In fact, Farrar suggests Uffindell could have made a speech about the lessons of his past: “Imagine how powerful it would have been if Uffindell gave a speech (maybe even his maiden) on bullying at schools and said the reason it is a topic dear to him isn’t because he was bullied at school, but because he once bullied and assaulted a student and how he has always regretted it and reflected on the impact it would have had, and how he wants to send a message to students to be better than he was, and to reject bullying.”
Nonetheless, some of Uffindell’s constituents will feel they have been misled by him. Such a declaration surely had to come before voting took place. Notably, Uffindell says he stands by his decision not to inform voters before his election.
Has Uffindell been hypocritical?
The new MP has only been in Parliament for a week, and already he has positioned himself as an opponent of lawlessness and violence. In his maiden speech last week, he lamented “a growing culture of lawlessness, lack of accountability, a sense of impunity, and significant underlying generational social problems”. That now seems highly ironic, if not hypocritical.

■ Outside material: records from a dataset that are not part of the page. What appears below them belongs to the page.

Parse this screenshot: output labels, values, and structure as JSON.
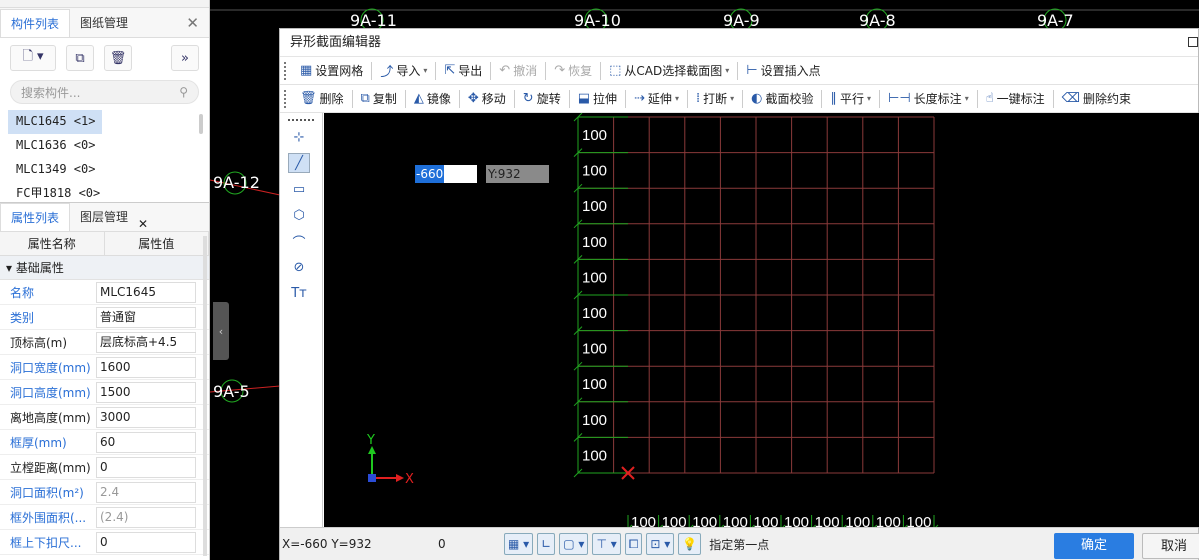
{
  "background_grid_labels": [
    "9A-11",
    "9A-10",
    "9A-9",
    "9A-8",
    "9A-7",
    "9A-12",
    "9A-5"
  ],
  "left_panel": {
    "component_tabs": [
      "构件列表",
      "图纸管理"
    ],
    "search_placeholder": "搜索构件...",
    "components": [
      "MLC1645 <1>",
      "MLC1636 <0>",
      "MLC1349 <0>",
      "FC甲1818 <0>"
    ],
    "property_tabs": [
      "属性列表",
      "图层管理"
    ],
    "property_headers": [
      "属性名称",
      "属性值"
    ],
    "group_label": "基础属性",
    "properties": [
      {
        "name": "名称",
        "value": "MLC1645",
        "blue": true,
        "gray": false
      },
      {
        "name": "类别",
        "value": "普通窗",
        "blue": true,
        "gray": false
      },
      {
        "name": "顶标高(m)",
        "value": "层底标高+4.5",
        "blue": false,
        "gray": false
      },
      {
        "name": "洞口宽度(mm)",
        "value": "1600",
        "blue": true,
        "gray": false
      },
      {
        "name": "洞口高度(mm)",
        "value": "1500",
        "blue": true,
        "gray": false
      },
      {
        "name": "离地高度(mm)",
        "value": "3000",
        "blue": false,
        "gray": false
      },
      {
        "name": "框厚(mm)",
        "value": "60",
        "blue": true,
        "gray": false
      },
      {
        "name": "立樘距离(mm)",
        "value": "0",
        "blue": false,
        "gray": false
      },
      {
        "name": "洞口面积(m²)",
        "value": "2.4",
        "blue": true,
        "gray": true
      },
      {
        "name": "框外围面积(...",
        "value": "(2.4)",
        "blue": true,
        "gray": true
      },
      {
        "name": "框上下扣尺...",
        "value": "0",
        "blue": true,
        "gray": false
      }
    ]
  },
  "dialog": {
    "title": "异形截面编辑器",
    "toolbar1": [
      {
        "icon": "grid-icon",
        "glyph": "▦",
        "label": "设置网格",
        "disabled": false,
        "dropdown": false
      },
      {
        "icon": "import-icon",
        "glyph": "⤴",
        "label": "导入",
        "disabled": false,
        "dropdown": true
      },
      {
        "icon": "export-icon",
        "glyph": "⇱",
        "label": "导出",
        "disabled": false,
        "dropdown": false
      },
      {
        "icon": "undo-icon",
        "glyph": "↶",
        "label": "撤消",
        "disabled": true,
        "dropdown": false
      },
      {
        "icon": "redo-icon",
        "glyph": "↷",
        "label": "恢复",
        "disabled": true,
        "dropdown": false
      },
      {
        "icon": "cad-select-icon",
        "glyph": "⬚",
        "label": "从CAD选择截面图",
        "disabled": false,
        "dropdown": true
      },
      {
        "icon": "insert-point-icon",
        "glyph": "⊢",
        "label": "设置插入点",
        "disabled": false,
        "dropdown": false
      }
    ],
    "toolbar2": [
      {
        "icon": "delete-icon",
        "glyph": "🗑",
        "label": "删除",
        "dropdown": false
      },
      {
        "icon": "copy-icon",
        "glyph": "⧉",
        "label": "复制",
        "dropdown": false
      },
      {
        "icon": "mirror-icon",
        "glyph": "◭",
        "label": "镜像",
        "dropdown": false
      },
      {
        "icon": "move-icon",
        "glyph": "✥",
        "label": "移动",
        "dropdown": false
      },
      {
        "icon": "rotate-icon",
        "glyph": "↻",
        "label": "旋转",
        "dropdown": false
      },
      {
        "icon": "stretch-icon",
        "glyph": "⬓",
        "label": "拉伸",
        "dropdown": false
      },
      {
        "icon": "extend-icon",
        "glyph": "⇢",
        "label": "延伸",
        "dropdown": true
      },
      {
        "icon": "break-icon",
        "glyph": "⁞",
        "label": "打断",
        "dropdown": true
      },
      {
        "icon": "check-icon",
        "glyph": "◐",
        "label": "截面校验",
        "dropdown": false
      },
      {
        "icon": "parallel-icon",
        "glyph": "∥",
        "label": "平行",
        "dropdown": true
      },
      {
        "icon": "length-dim-icon",
        "glyph": "⊢⊣",
        "label": "长度标注",
        "dropdown": true
      },
      {
        "icon": "one-key-dim-icon",
        "glyph": "☝",
        "label": "一键标注",
        "dropdown": false
      },
      {
        "icon": "delete-constraint-icon",
        "glyph": "⌫",
        "label": "删除约束",
        "dropdown": false
      }
    ],
    "side_tools": [
      {
        "icon": "point-icon",
        "glyph": "⊹"
      },
      {
        "icon": "line-icon",
        "glyph": "╱"
      },
      {
        "icon": "rectangle-icon",
        "glyph": "▭"
      },
      {
        "icon": "polygon-icon",
        "glyph": "⬡"
      },
      {
        "icon": "arc-icon",
        "glyph": "⌒"
      },
      {
        "icon": "circle-icon",
        "glyph": "⊘"
      },
      {
        "icon": "text-icon",
        "glyph": "Tт"
      }
    ],
    "x_input": "-660",
    "y_display": "Y:932",
    "grid_row_labels": [
      "100",
      "100",
      "100",
      "100",
      "100",
      "100",
      "100",
      "100",
      "100",
      "100"
    ],
    "grid_col_labels": [
      "100",
      "100",
      "100",
      "100",
      "100",
      "100",
      "100",
      "100",
      "100",
      "100"
    ],
    "axis_x": "X",
    "axis_y": "Y",
    "status": {
      "coords": "X=-660 Y=932",
      "value": "0",
      "hint": "指定第一点",
      "ok": "确定",
      "cancel": "取消"
    }
  },
  "colors": {
    "grid_line": "#8a3a3a",
    "tick": "#1fa31f",
    "accent": "#2a7de1"
  }
}
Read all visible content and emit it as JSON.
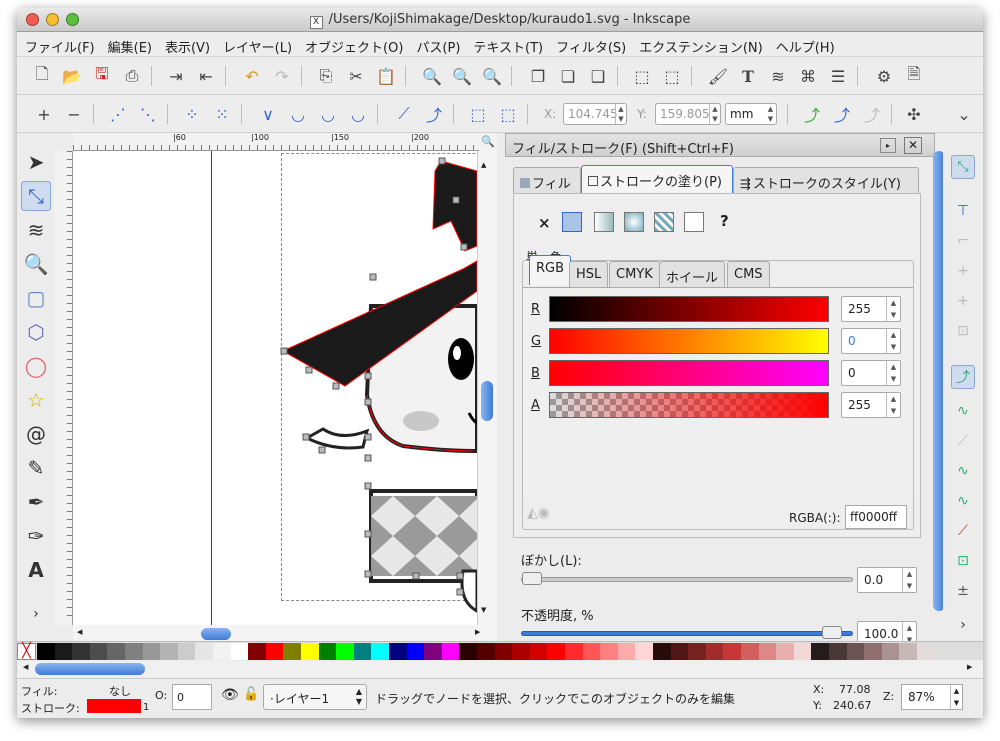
{
  "window": {
    "title": "/Users/KojiShimakage/Desktop/kuraudo1.svg - Inkscape",
    "file_icon": "X"
  },
  "menu": [
    "ファイル(F)",
    "編集(E)",
    "表示(V)",
    "レイヤー(L)",
    "オブジェクト(O)",
    "パス(P)",
    "テキスト(T)",
    "フィルタ(S)",
    "エクステンション(N)",
    "ヘルプ(H)"
  ],
  "toolbar2": {
    "x_label": "X:",
    "x_value": "104.745",
    "y_label": "Y:",
    "y_value": "159.805",
    "unit": "mm"
  },
  "ruler": {
    "h_ticks": [
      "|50",
      "|60",
      "|100",
      "|150",
      "|200"
    ],
    "v_ticks": [
      "7",
      "2",
      "5",
      "2",
      "5",
      "2",
      "0",
      "1",
      "7",
      "5",
      "1",
      "5"
    ]
  },
  "dialog": {
    "title": "フィル/ストローク(F) (Shift+Ctrl+F)",
    "tabs": [
      "フィル",
      "ストロークの塗り(P)",
      "ストロークのスタイル(Y)"
    ],
    "paint_none": "×",
    "paint_unset": "?",
    "flat_label": "単一色",
    "color_tabs": [
      "RGB",
      "HSL",
      "CMYK",
      "ホイール",
      "CMS"
    ],
    "channels": [
      {
        "label": "R",
        "value": "255"
      },
      {
        "label": "G",
        "value": "0"
      },
      {
        "label": "B",
        "value": "0"
      },
      {
        "label": "A",
        "value": "255"
      }
    ],
    "rgba_label": "RGBA(:):",
    "rgba_value": "ff0000ff",
    "blur_label": "ぼかし(L):",
    "blur_value": "0.0",
    "opacity_label": "不透明度, %",
    "opacity_value": "100.0"
  },
  "status": {
    "fill_label": "フィル:",
    "fill_value": "なし",
    "stroke_label": "ストローク:",
    "stroke_width": "1",
    "opacity_label": "O:",
    "opacity_value": "0",
    "layer": "·レイヤー1",
    "message": "ドラッグでノードを選択、クリックでこのオブジェクトのみを編集",
    "x_label": "X:",
    "x_value": "77.08",
    "y_label": "Y:",
    "y_value": "240.67",
    "zoom_label": "Z:",
    "zoom_value": "87%"
  },
  "colors": {
    "stroke": "#ff0000",
    "accent": "#3d7bd9"
  },
  "palette": [
    "#000000",
    "#1a1a1a",
    "#333333",
    "#4d4d4d",
    "#666666",
    "#808080",
    "#999999",
    "#b3b3b3",
    "#cccccc",
    "#e6e6e6",
    "#f2f2f2",
    "#ffffff",
    "#800000",
    "#ff0000",
    "#808000",
    "#ffff00",
    "#008000",
    "#00ff00",
    "#008080",
    "#00ffff",
    "#000080",
    "#0000ff",
    "#800080",
    "#ff00ff",
    "#2b0000",
    "#550000",
    "#800000",
    "#aa0000",
    "#d40000",
    "#ff0000",
    "#ff2a2a",
    "#ff5555",
    "#ff8080",
    "#ffaaaa",
    "#ffd5d5",
    "#280b0b",
    "#501616",
    "#782121",
    "#a02c2c",
    "#c83737",
    "#d35f5f",
    "#de8787",
    "#e9afaf",
    "#f4d7d7",
    "#241c1c",
    "#483737",
    "#6c5353",
    "#916f6f",
    "#ac9393",
    "#c8b7b7",
    "#e3dbdb"
  ]
}
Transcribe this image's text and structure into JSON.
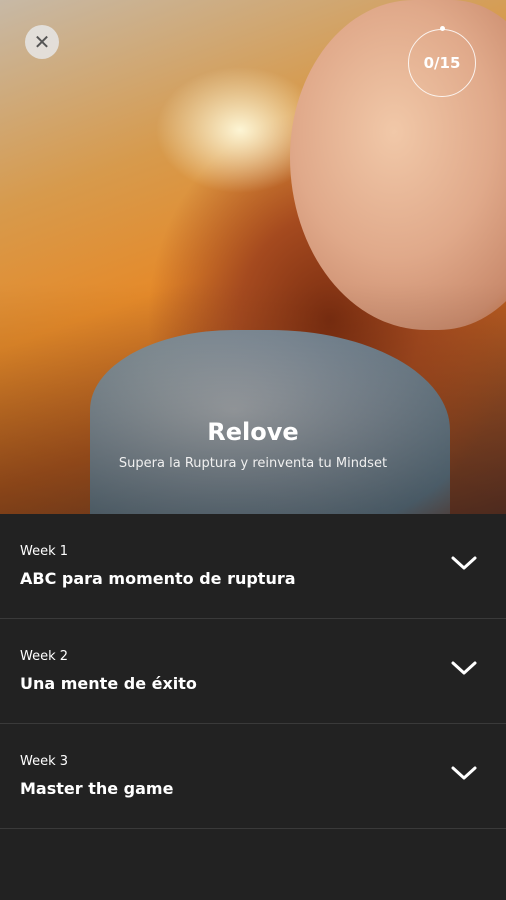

The victim of the 1999 attack also feels that Uffindell may have only apologised to him out of political expediency and his desire to be an MP. Given the timing, it’s not hard to reach the same conclusion.
What happens now?
Whether Uffindell can survive this scandal probably depends on whether there is more to come out. He insists that he has now been entirely transparent and, if that is indeed the case, the public might be willing to accept Uffindell’s current apologies, which are coming across as sincere and cut him some slack for something he did as a child.
The ball is now in the National Party’s court. Uffindell has fronted and explained himself. The focus now needs to go on the National officials who have been party to what can be seen as a “cover up”. In particular, the nine members of National’s selection committee should explain why they selected Uffindell but did not make him declare his past to the Tauranga electorate.
National’s opponents will need to tread carefully in dealing with this scandal. Other parties will likely have some similarly negative skeletons in their closets, that are already known within Wellington’s beltway. At the moment New Zealand politics has a culture in which politicians’ private lives are viewed by opponents are mostly “off limits” in terms of partisan competition. But this “gentlemen’s agreement” not to weaponise failings in MPs’ personal and family lives will very quickly be broken if National feels targeted by Labour and the Greens over the Uffindell scandal.